MONEDA EN EL AIRE.
Pasó ya una semana de las elecciones presidenciales en Venezuela y, entre todos los dimes y diretes, sigue sin haber un resultado claro y legítimo a pesar de que Nicolás Maduro fue dado como ganador por el Consejo Nacional Electoral (CNE).
La inmensa oposición al régimen chavista ha estado denunciando un robo de la elección, así como supuestas represalias orquestadas por el gobierno de Maduro con la intención de callar las voces en contra, algo que no ha sido verificado fuera de lo que circula en redes sociales (que dicho sea de paso, dista mucho de ser confiable al cien por ciento).

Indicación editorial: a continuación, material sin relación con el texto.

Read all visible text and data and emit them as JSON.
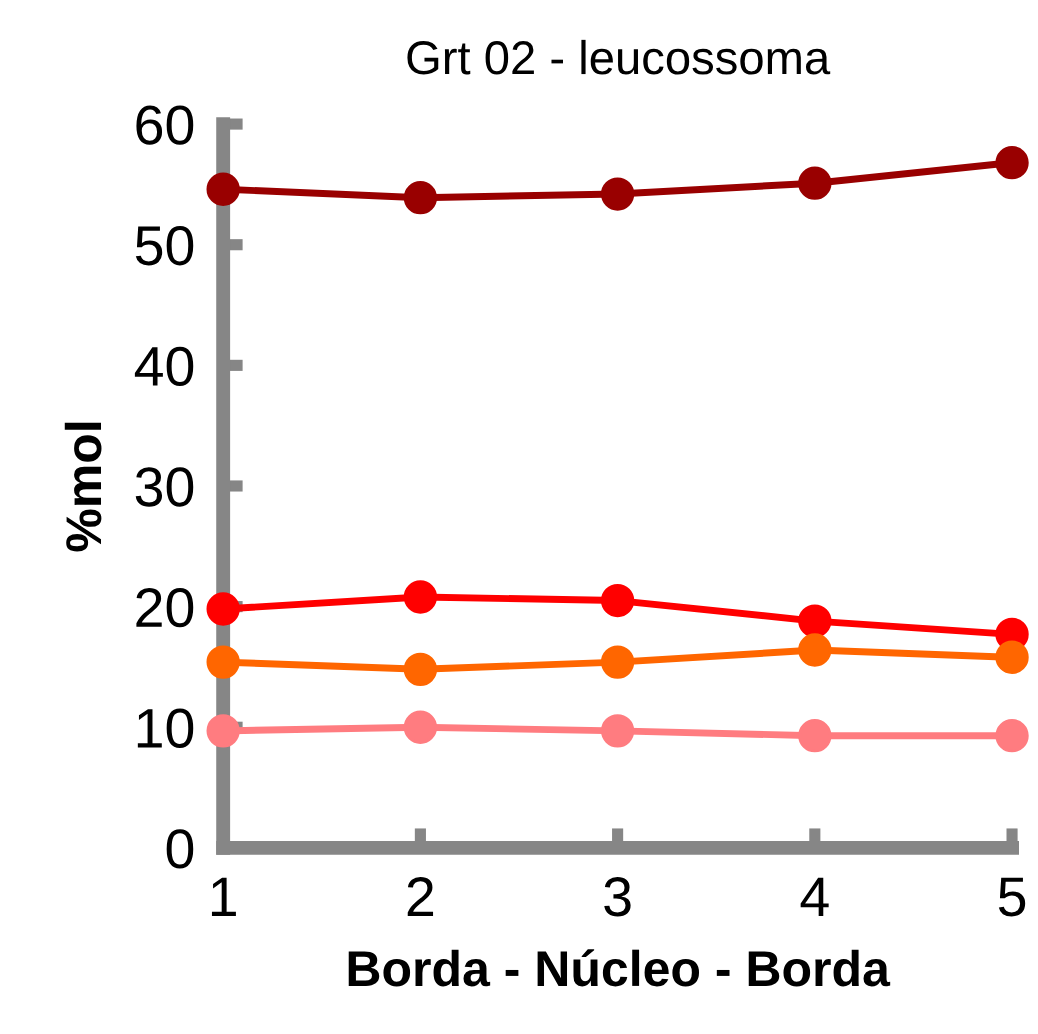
{
  "chart_data": {
    "type": "line",
    "title": "Grt 02 - leucossoma",
    "xlabel": "Borda - Núcleo - Borda",
    "ylabel": "%mol",
    "x": [
      1,
      2,
      3,
      4,
      5
    ],
    "xlim": [
      1,
      5
    ],
    "xticks": [
      1,
      2,
      3,
      4,
      5
    ],
    "ylim": [
      0,
      60
    ],
    "yticks": [
      0,
      10,
      20,
      30,
      40,
      50,
      60
    ],
    "marker": "circle",
    "grid": false,
    "legend": false,
    "series": [
      {
        "color": "#990000",
        "values": [
          54.6,
          53.9,
          54.2,
          55.1,
          56.8
        ]
      },
      {
        "color": "#ff0000",
        "values": [
          19.8,
          20.8,
          20.5,
          18.8,
          17.7
        ]
      },
      {
        "color": "#ff6600",
        "values": [
          15.4,
          14.8,
          15.4,
          16.4,
          15.8
        ]
      },
      {
        "color": "#ff7c80",
        "values": [
          9.7,
          10.0,
          9.7,
          9.3,
          9.3
        ]
      }
    ]
  }
}
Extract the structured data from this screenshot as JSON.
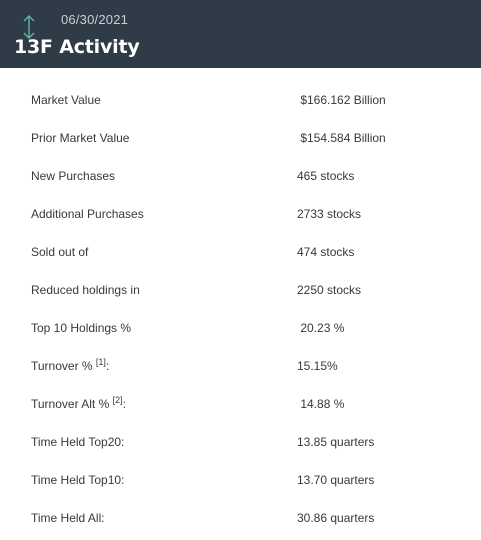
{
  "header": {
    "date": "06/30/2021",
    "title": "13F Activity",
    "icon": "vertical-arrows-icon"
  },
  "rows": [
    {
      "label": "Market Value",
      "value": " $166.162 Billion"
    },
    {
      "label": "Prior Market Value",
      "value": " $154.584 Billion"
    },
    {
      "label": "New Purchases",
      "value": "465 stocks"
    },
    {
      "label": "Additional Purchases",
      "value": "2733 stocks"
    },
    {
      "label": "Sold out of",
      "value": "474 stocks"
    },
    {
      "label": "Reduced holdings in",
      "value": "2250 stocks"
    },
    {
      "label": "Top 10 Holdings %",
      "value": " 20.23 %"
    },
    {
      "label": "Turnover %",
      "sup": "[1]",
      "suffix": ":",
      "value": "15.15%"
    },
    {
      "label": "Turnover Alt %",
      "sup": "[2]",
      "suffix": ":",
      "value": " 14.88 %"
    },
    {
      "label": "Time Held Top20:",
      "value": "13.85 quarters"
    },
    {
      "label": "Time Held Top10:",
      "value": "13.70 quarters"
    },
    {
      "label": "Time Held All:",
      "value": "30.86 quarters"
    }
  ]
}
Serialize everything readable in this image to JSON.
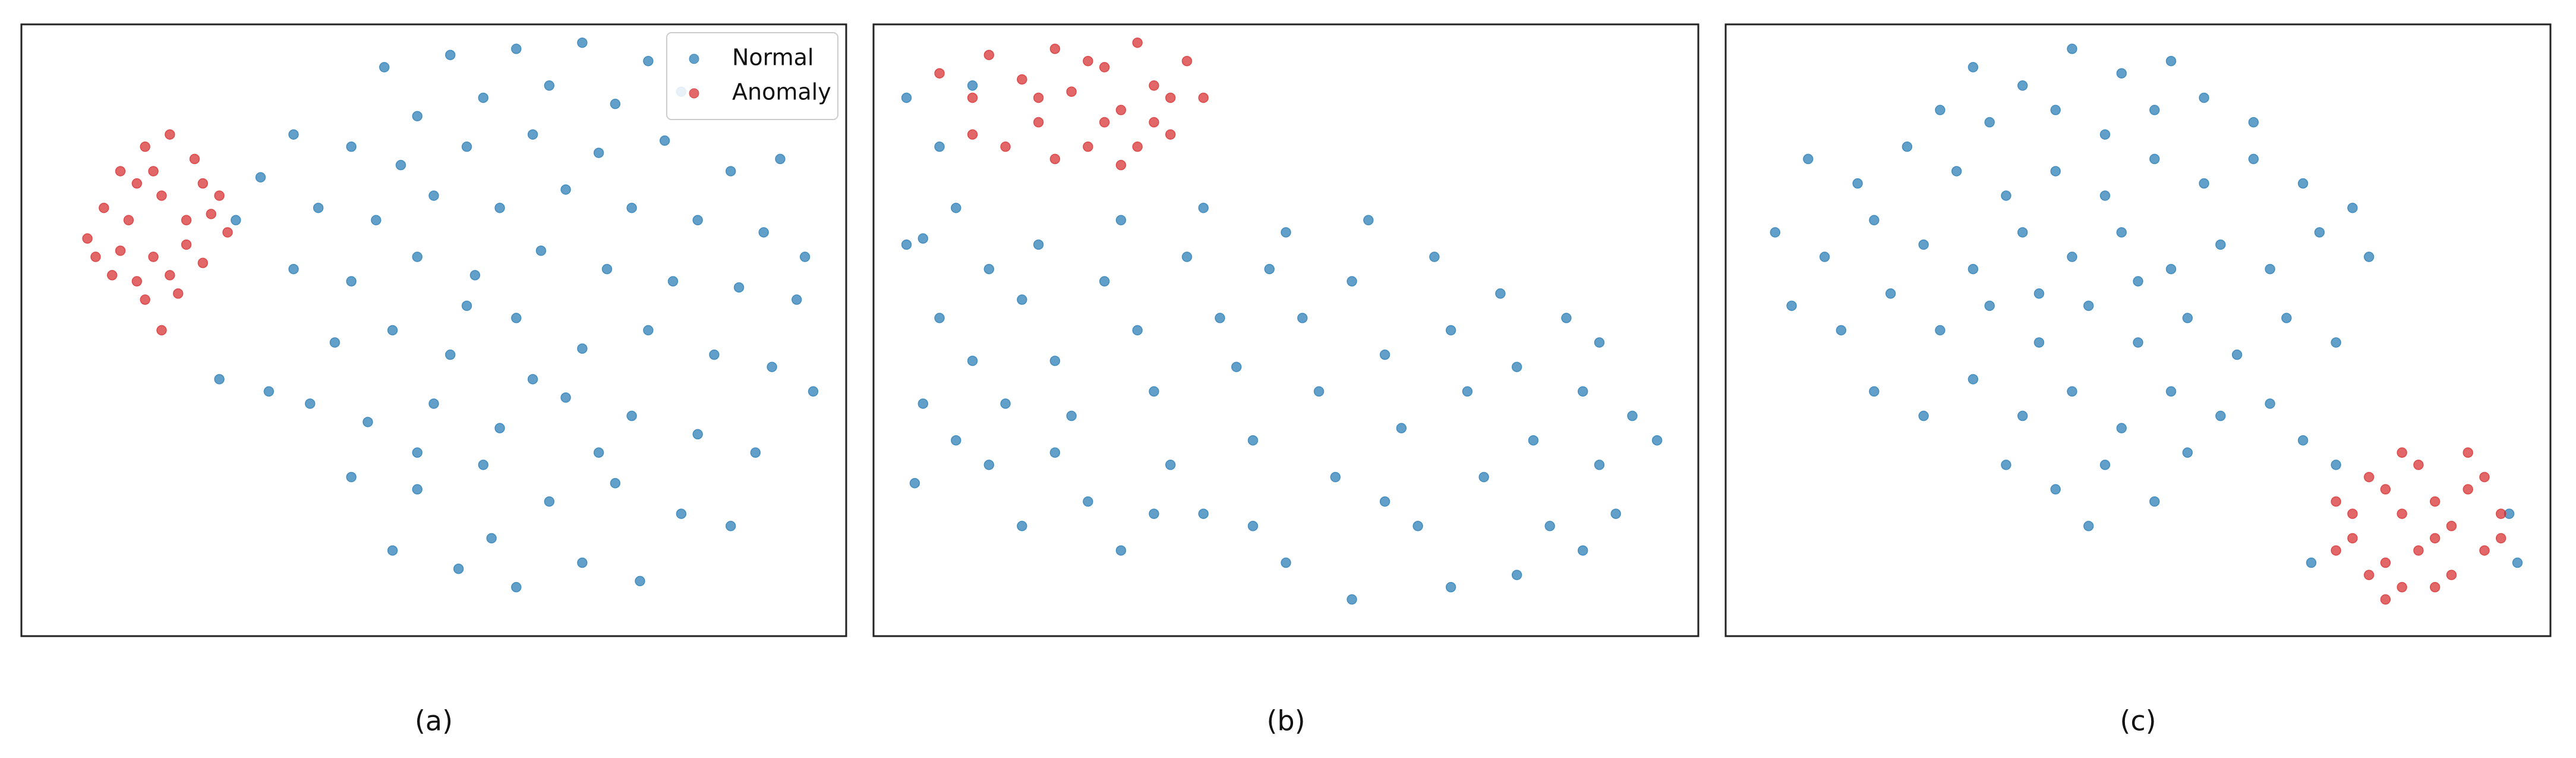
{
  "chart_data": [
    {
      "type": "scatter",
      "xlabel": "(a)",
      "xlim": [
        0,
        100
      ],
      "ylim": [
        0,
        100
      ],
      "alpha": 0.7,
      "legend": "upper right",
      "series": [
        {
          "name": "Normal",
          "color": "#1f77b4",
          "x": [
            44,
            52,
            60,
            68,
            76,
            48,
            56,
            64,
            72,
            80,
            40,
            46,
            54,
            62,
            70,
            78,
            86,
            92,
            36,
            43,
            50,
            58,
            66,
            74,
            82,
            90,
            95,
            33,
            40,
            48,
            55,
            63,
            71,
            79,
            87,
            94,
            38,
            45,
            52,
            60,
            68,
            76,
            84,
            91,
            96,
            35,
            42,
            50,
            58,
            66,
            74,
            82,
            89,
            40,
            48,
            56,
            64,
            72,
            80,
            86,
            45,
            53,
            60,
            68,
            75,
            57,
            70,
            62,
            54,
            48,
            26,
            29,
            33,
            30,
            24
          ],
          "values": [
            93,
            95,
            96,
            97,
            94,
            85,
            88,
            90,
            87,
            89,
            80,
            77,
            80,
            82,
            79,
            81,
            76,
            78,
            70,
            68,
            72,
            70,
            73,
            70,
            68,
            66,
            62,
            60,
            58,
            62,
            59,
            63,
            60,
            58,
            57,
            55,
            48,
            50,
            46,
            52,
            47,
            50,
            46,
            44,
            40,
            38,
            35,
            38,
            34,
            39,
            36,
            33,
            30,
            26,
            24,
            28,
            22,
            25,
            20,
            18,
            14,
            11,
            8,
            12,
            9,
            16,
            30,
            42,
            54,
            30,
            68,
            75,
            82,
            40,
            42
          ]
        },
        {
          "name": "Anomaly",
          "color": "#d62728",
          "x": [
            10,
            12,
            15,
            18,
            21,
            24,
            25,
            22,
            19,
            15,
            11,
            8,
            13,
            17,
            20,
            16,
            14,
            22,
            9,
            18,
            12,
            20,
            23,
            16,
            14,
            17
          ],
          "values": [
            70,
            76,
            80,
            82,
            78,
            72,
            66,
            61,
            56,
            55,
            59,
            65,
            68,
            72,
            68,
            62,
            74,
            74,
            62,
            59,
            63,
            64,
            69,
            76,
            58,
            50
          ]
        }
      ]
    },
    {
      "type": "scatter",
      "xlabel": "(b)",
      "xlim": [
        0,
        100
      ],
      "ylim": [
        0,
        100
      ],
      "alpha": 0.7,
      "series": [
        {
          "color": "#1f77b4",
          "x": [
            6,
            10,
            14,
            8,
            12,
            6,
            10,
            5,
            14,
            18,
            20,
            22,
            24,
            26,
            18,
            28,
            30,
            32,
            34,
            36,
            30,
            38,
            40,
            42,
            44,
            46,
            40,
            48,
            50,
            52,
            54,
            56,
            50,
            58,
            60,
            62,
            64,
            66,
            58,
            68,
            70,
            72,
            74,
            70,
            76,
            78,
            80,
            82,
            78,
            84,
            86,
            88,
            90,
            88,
            92,
            95,
            86,
            46,
            62,
            34,
            22,
            16,
            4,
            8,
            12,
            4
          ],
          "values": [
            65,
            70,
            60,
            52,
            45,
            38,
            32,
            25,
            28,
            55,
            64,
            45,
            36,
            22,
            18,
            58,
            68,
            50,
            40,
            28,
            14,
            62,
            70,
            52,
            44,
            32,
            20,
            60,
            66,
            52,
            40,
            26,
            12,
            58,
            68,
            46,
            34,
            18,
            6,
            62,
            50,
            40,
            26,
            8,
            56,
            44,
            32,
            18,
            10,
            52,
            40,
            28,
            20,
            48,
            36,
            32,
            14,
            18,
            22,
            20,
            30,
            38,
            88,
            80,
            90,
            64
          ]
        },
        {
          "color": "#d62728",
          "x": [
            8,
            12,
            14,
            18,
            20,
            22,
            24,
            26,
            28,
            30,
            32,
            34,
            36,
            38,
            40,
            16,
            22,
            30,
            34,
            26,
            20,
            28,
            36,
            12,
            32
          ],
          "values": [
            92,
            88,
            95,
            91,
            84,
            96,
            89,
            80,
            93,
            86,
            97,
            90,
            82,
            94,
            88,
            80,
            78,
            77,
            84,
            94,
            88,
            84,
            88,
            82,
            80
          ]
        }
      ]
    },
    {
      "type": "scatter",
      "xlabel": "(c)",
      "xlim": [
        0,
        100
      ],
      "ylim": [
        0,
        100
      ],
      "alpha": 0.7,
      "series": [
        {
          "color": "#1f77b4",
          "x": [
            30,
            36,
            42,
            48,
            54,
            26,
            32,
            40,
            46,
            52,
            58,
            64,
            10,
            16,
            22,
            28,
            34,
            40,
            46,
            52,
            58,
            64,
            70,
            76,
            6,
            12,
            18,
            24,
            30,
            36,
            42,
            48,
            54,
            60,
            66,
            72,
            78,
            8,
            14,
            20,
            26,
            32,
            38,
            44,
            50,
            56,
            62,
            68,
            74,
            18,
            24,
            30,
            36,
            42,
            48,
            54,
            60,
            66,
            34,
            40,
            46,
            52,
            44,
            56,
            38,
            50,
            70,
            74,
            71,
            95,
            96
          ],
          "values": [
            93,
            90,
            96,
            92,
            94,
            86,
            84,
            86,
            82,
            86,
            88,
            84,
            78,
            74,
            80,
            76,
            72,
            76,
            72,
            78,
            74,
            78,
            74,
            70,
            66,
            62,
            68,
            64,
            60,
            66,
            62,
            66,
            60,
            64,
            60,
            66,
            62,
            54,
            50,
            56,
            50,
            54,
            48,
            54,
            48,
            52,
            46,
            52,
            48,
            40,
            36,
            42,
            36,
            40,
            34,
            40,
            36,
            38,
            28,
            24,
            28,
            22,
            18,
            30,
            56,
            58,
            32,
            28,
            12,
            20,
            12
          ]
        },
        {
          "color": "#d62728",
          "x": [
            74,
            76,
            78,
            80,
            82,
            84,
            86,
            88,
            90,
            92,
            94,
            78,
            82,
            86,
            88,
            90,
            76,
            80,
            84,
            92,
            80,
            86,
            74,
            94,
            82
          ],
          "values": [
            22,
            16,
            26,
            12,
            20,
            28,
            8,
            18,
            24,
            14,
            20,
            10,
            30,
            22,
            10,
            30,
            20,
            24,
            14,
            26,
            6,
            16,
            14,
            16,
            8
          ]
        }
      ]
    }
  ]
}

Como buen demagogo, Nicolás Maduro aseguró que las acusaciones de la oposición son un intento de “golpe de Estado” y en un hecho insólito (porque es una navaja de doble filo) recurrió al Tribunal Supremo de Justicia de Venezuela para que avale su victoria.
El meollo del asunto está en que, si bien el CNE ya le alzó la mano a Maduro, hasta el momento sigue sin mostrar las actas que lo sustente.
Estimaciones de medios internacionales afirman que dichas actas dan como ganador de la presidencia a Edmundo González, al menos con una diferencia de medio millón de votos.
Algunos expertos afirman que la única vía para que Maduro siga perpetuándose en el poder y salga impune de un presunto fraude es que el TSJ declare la invalidez de la elección y que ordene que se repita, lo que libraría al CNE de publicar las actas que dan la victoria a la oposición.
De esta manera, la evidencia se perdería y daría una nueva oportunidad al chavismo de mantener la presidencia de Venezuela. Sea como sea, la moneda está en el aire y en los próximos días, quizá horas, veremos de qué lado cae.